Last week's death of two skydivers at Freefall Adventures Skydiving School in Cross Keys, New Jersey has the airport's neighbors crying foul faster than the terminal velocity of freefall. These are just the latest in a string of deaths over the past few years at the skydiving school, where packing your parachute should come only after signing your Last Will and Testament.

Truth be told, the deaths at Freefall Adventures don't appear to be statistically out of line from what you would expect at any other skydiving school. That's small consolation to the human projectiles themselves when they realize that they're about to play smashmouth with the earth at 120 miles per hour, and the earth's gonna win.

Now, consider that the area surrounding the skydiving school was mostly rural when it first began operating decades ago. Since then, suburban sprawl has replaced the lush green landing pads which surrounded the school, which makes it much more likely that an errant skydiver could be crashing into a nearby home.

Already they've come close. Last week's death ended with the skydivers' broken bodies laying in an 8-inch deep impact hole of the front yard of an abandoned home. A few years back, a skydiver fell to his death and landed in the driveway of a home as the home's family watched in horror from their front porch just feet away. Ironically, this jumper hit the driveway's basketball hoop on the way down. It didn't break his fall, but hey, two points.

So it seems like the local residents may have a point. Right?

Wrong. Sure, noone wants a human missile to throttle itself through their roof and land in their living room. Or worse, imagine a falling skydiver landing on a child. But, frankly speaking, the chances are much more likely that you'll be killed driving to your lawyer's office on the way to sue the skydiving school.

Especially if you drive the way I do.

In a world where everybody seems to have their own cause celeb, it doesn't surprise me that there are those who now want to ban skydiving in suburban areas.
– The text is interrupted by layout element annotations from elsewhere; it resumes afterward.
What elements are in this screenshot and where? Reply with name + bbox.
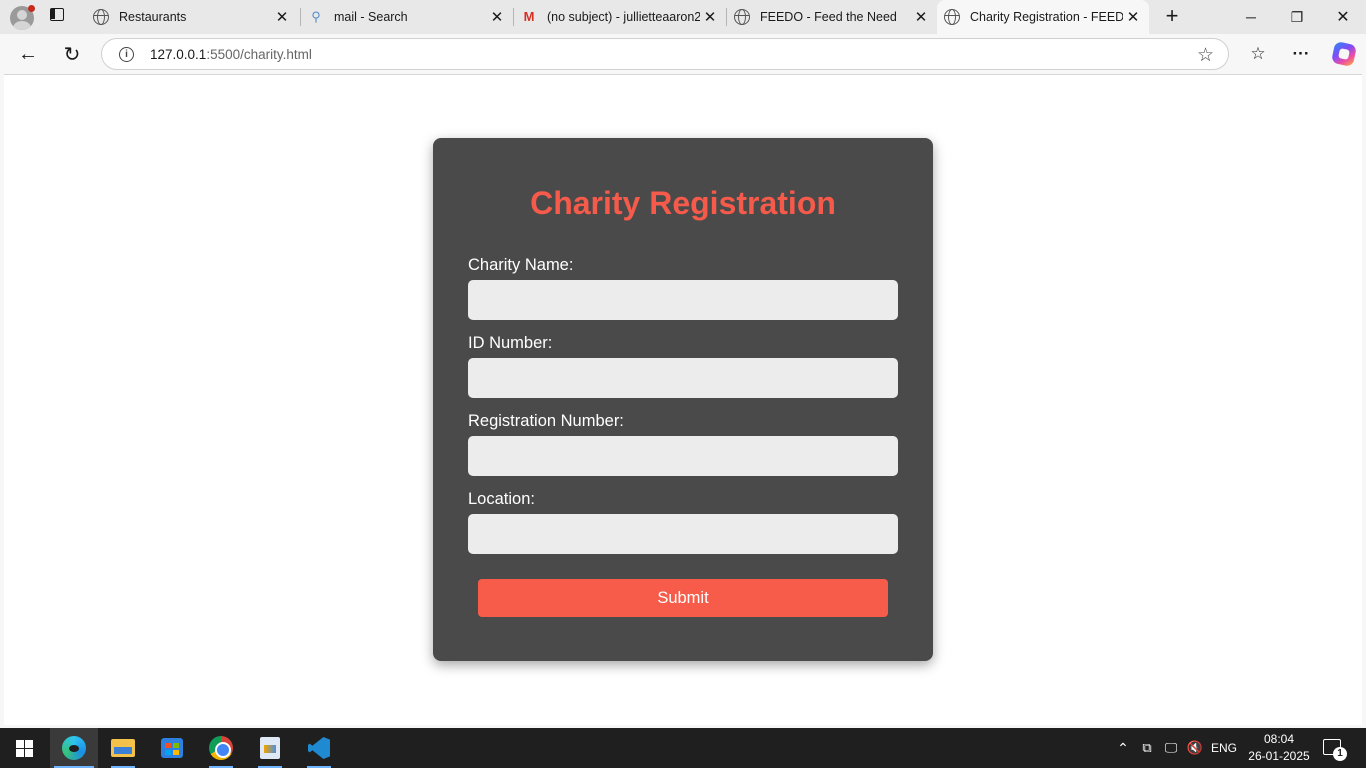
location-input[interactable] [468,514,898,554]
tab-label: mail - Search [334,10,408,24]
clock-time: 08:04 [1263,732,1295,746]
url-text: 127.0.0.1:5500/charity.html [150,47,312,62]
close-window-icon[interactable]: ✕ [1320,0,1366,34]
show-hidden-icons-icon[interactable]: ⌃ [1115,728,1131,768]
close-icon[interactable]: ✕ [272,7,292,27]
paint-icon [260,737,280,759]
tab-label: Charity Registration - FEEDO [970,10,1123,24]
gmail-icon: M [523,9,535,24]
taskbar-vscode[interactable] [295,728,343,768]
site-info-icon[interactable]: i [119,47,134,62]
minimize-icon[interactable]: ─ [1228,0,1274,34]
tab-feedo[interactable]: FEEDO - Feed the Need ✕ [727,0,937,34]
url-host: 127.0.0.1 [150,47,207,62]
profile-notification-dot [28,5,35,12]
location-label: Location: [468,490,535,508]
id-number-input[interactable] [468,358,898,398]
id-number-label: ID Number: [468,334,553,352]
tab-charity-registration[interactable]: Charity Registration - FEEDO ✕ [937,0,1149,34]
browser-titlebar: Restaurants ✕ ⚲ mail - Search ✕ M (no su… [0,0,1366,34]
favorite-star-icon[interactable]: ☆ [1197,44,1214,67]
charity-name-label: Charity Name: [468,256,574,274]
taskbar: ⌃ ⧉ 🖵 🔇 ENG 08:04 26-01-2025 1 [0,728,1366,768]
camera-icon[interactable]: ⧉ [1139,728,1155,768]
taskbar-file-explorer[interactable] [99,728,147,768]
favorites-icon[interactable]: ☆ [1245,41,1271,67]
tab-label: (no subject) - jullietteaaron2 [547,10,700,24]
taskbar-store[interactable] [148,728,196,768]
tab-gmail[interactable]: M (no subject) - jullietteaaron2 ✕ [514,0,726,34]
tab-label: Restaurants [119,10,187,24]
tab-restaurants[interactable]: Restaurants ✕ [86,0,298,34]
notification-count-badge: 1 [1333,747,1347,761]
close-icon[interactable]: ✕ [911,7,931,27]
registration-card: Charity Registration Charity Name: ID Nu… [433,138,933,661]
taskbar-chrome[interactable] [197,728,245,768]
page-viewport: Charity Registration Charity Name: ID Nu… [4,74,1362,725]
refresh-icon[interactable]: ↻ [58,40,86,68]
vscode-icon [308,737,330,759]
tab-mail-search[interactable]: ⚲ mail - Search ✕ [301,0,513,34]
close-icon[interactable]: ✕ [700,7,720,27]
globe-icon [734,9,750,25]
window-border-right [1362,74,1366,728]
browser-toolbar: ← ↻ i 127.0.0.1:5500/charity.html ☆ ☆ ··… [0,34,1366,74]
file-explorer-icon [111,739,135,757]
url-path: :5500/charity.html [206,47,312,62]
clock[interactable]: 08:04 26-01-2025 [1244,731,1314,765]
taskbar-edge[interactable] [50,728,98,768]
more-options-icon[interactable]: ··· [1288,41,1314,67]
restore-icon[interactable]: ❐ [1274,0,1320,34]
windows-start-icon[interactable] [16,740,33,757]
store-icon [161,738,183,758]
tab-label: FEEDO - Feed the Need [760,10,897,24]
close-icon[interactable]: ✕ [487,7,507,27]
language-indicator[interactable]: ENG [1210,728,1238,768]
back-arrow-icon[interactable]: ← [14,40,42,68]
registration-number-input[interactable] [468,436,898,476]
chrome-icon [209,736,233,760]
close-icon[interactable]: ✕ [1123,7,1143,27]
new-tab-icon[interactable]: + [1160,5,1184,29]
registration-number-label: Registration Number: [468,412,624,430]
clock-date: 26-01-2025 [1248,749,1310,763]
taskbar-paint[interactable] [246,728,294,768]
address-bar[interactable]: i 127.0.0.1:5500/charity.html ☆ [101,38,1229,70]
globe-icon [944,9,960,25]
submit-button[interactable]: Submit [478,579,888,617]
tab-actions-icon[interactable] [50,8,68,26]
search-icon: ⚲ [311,9,321,24]
volume-muted-icon[interactable]: 🔇 [1186,728,1204,768]
charity-name-input[interactable] [468,280,898,320]
globe-icon [93,9,109,25]
edge-icon [62,736,86,760]
page-title: Charity Registration [530,185,836,221]
network-icon[interactable]: 🖵 [1162,728,1180,768]
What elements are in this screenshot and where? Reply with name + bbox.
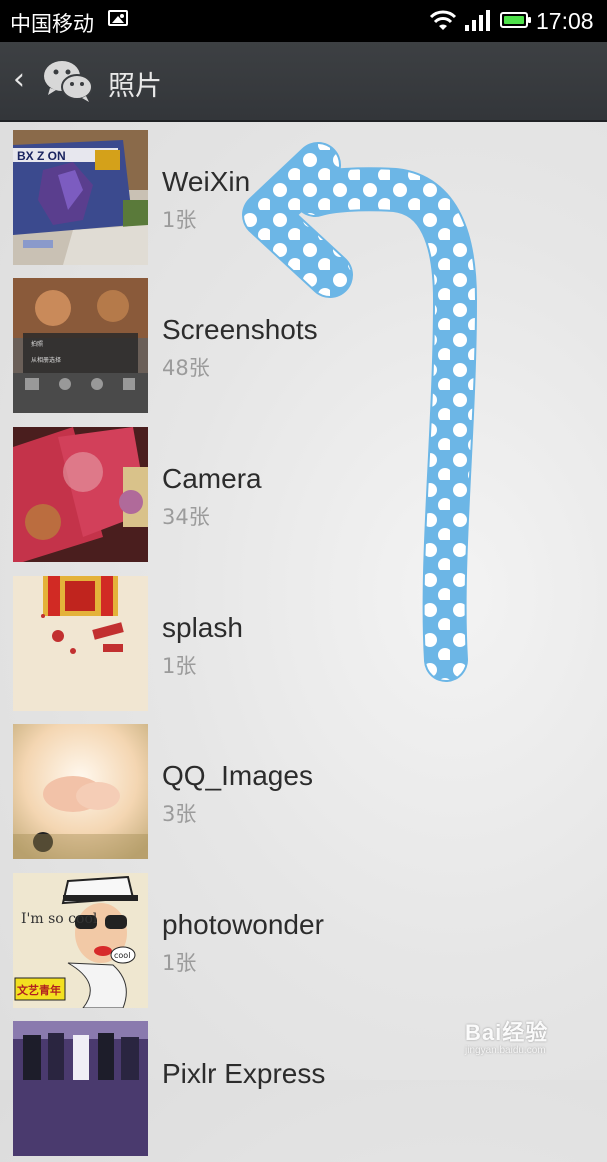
album-item-photowonder[interactable]: I'm so cool 文艺青年 cool photowonder 1张	[0, 865, 607, 1013]
album-thumbnail	[13, 724, 148, 859]
thumbnail-box-text: BX Z ON	[17, 149, 66, 163]
album-count: 3张	[162, 802, 197, 826]
chevron-left-icon[interactable]: ‹	[13, 62, 33, 98]
thumbnail-badge-text: 文艺青年	[17, 983, 61, 997]
title-bar: ‹ 照片	[0, 42, 607, 122]
album-name: Camera	[162, 463, 262, 494]
album-thumbnail	[13, 1021, 148, 1156]
image-notification-icon	[108, 10, 128, 26]
album-count: 34张	[162, 505, 210, 529]
album-thumbnail: 拍照 从相册选择	[13, 278, 148, 413]
album-name: splash	[162, 612, 243, 643]
thumbnail-menu-text: 从相册选择	[31, 356, 61, 364]
watermark-brand: Bai经验	[465, 1020, 549, 1045]
wechat-logo-icon	[44, 61, 93, 102]
album-count: 1张	[162, 208, 197, 232]
clock: 17:08	[536, 8, 594, 34]
album-item-weixin[interactable]: BX Z ON WeiXin 1张	[0, 122, 607, 270]
album-item-qq-images[interactable]: QQ_Images 3张	[0, 716, 607, 864]
thumbnail-caption-text: I'm so cool	[21, 911, 98, 927]
watermark: Bai经验 jingyan.baidu.com	[465, 1015, 548, 1056]
album-count: 48张	[162, 356, 210, 380]
album-name: WeiXin	[162, 166, 251, 197]
album-name: Screenshots	[162, 314, 318, 345]
album-count: 1张	[162, 654, 197, 678]
album-item-camera[interactable]: Camera 34张	[0, 419, 607, 567]
album-name: Pixlr Express	[162, 1058, 326, 1089]
album-name: photowonder	[162, 909, 324, 940]
page-title: 照片	[108, 71, 162, 102]
album-thumbnail: BX Z ON	[13, 130, 148, 265]
album-item-screenshots[interactable]: 拍照 从相册选择 Screenshots 48张	[0, 270, 607, 418]
album-thumbnail	[13, 427, 148, 562]
album-thumbnail: I'm so cool 文艺青年 cool	[13, 873, 148, 1008]
thumbnail-bubble-text: cool	[114, 951, 130, 960]
watermark-url: jingyan.baidu.com	[465, 1045, 546, 1056]
carrier-label: 中国移动	[10, 13, 94, 36]
album-item-splash[interactable]: splash 1张	[0, 568, 607, 716]
signal-icon	[465, 10, 490, 31]
wifi-icon	[429, 10, 457, 30]
battery-icon	[500, 12, 531, 28]
album-name: QQ_Images	[162, 760, 313, 791]
thumbnail-menu-text: 拍照	[31, 340, 43, 348]
status-bar: 中国移动 17:08	[0, 0, 607, 42]
album-thumbnail	[13, 576, 148, 711]
album-count: 1张	[162, 951, 197, 975]
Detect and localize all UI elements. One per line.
It also doesn't surprise me that families would be concerned about the potential for a hazardous situation. But what does surprise me is that anybody takes this seriously.

At least in this area, no skydiver has hit or hurt a person. Or even damaged property (basketball hoop excluded). I'm pretty confident that the world-wide statistics are similar. So, from a cost-benefit perspective, what really is the cost to local residents if skydiving continues? I've heard of the "emotional trauma" that witnesses to skydiving deaths experience. Well, I've got an idea to give them, which is the same thing I would say to someone who is against pornography - if you don't want to see it, then don't watch. That's how things work in America, the land of the free, and the home of the brave.

I can assure you that the sky is in fact not falling, even if the public's support for skydiving is.

And that's from someone who lives just a mile from Freefall Adventures.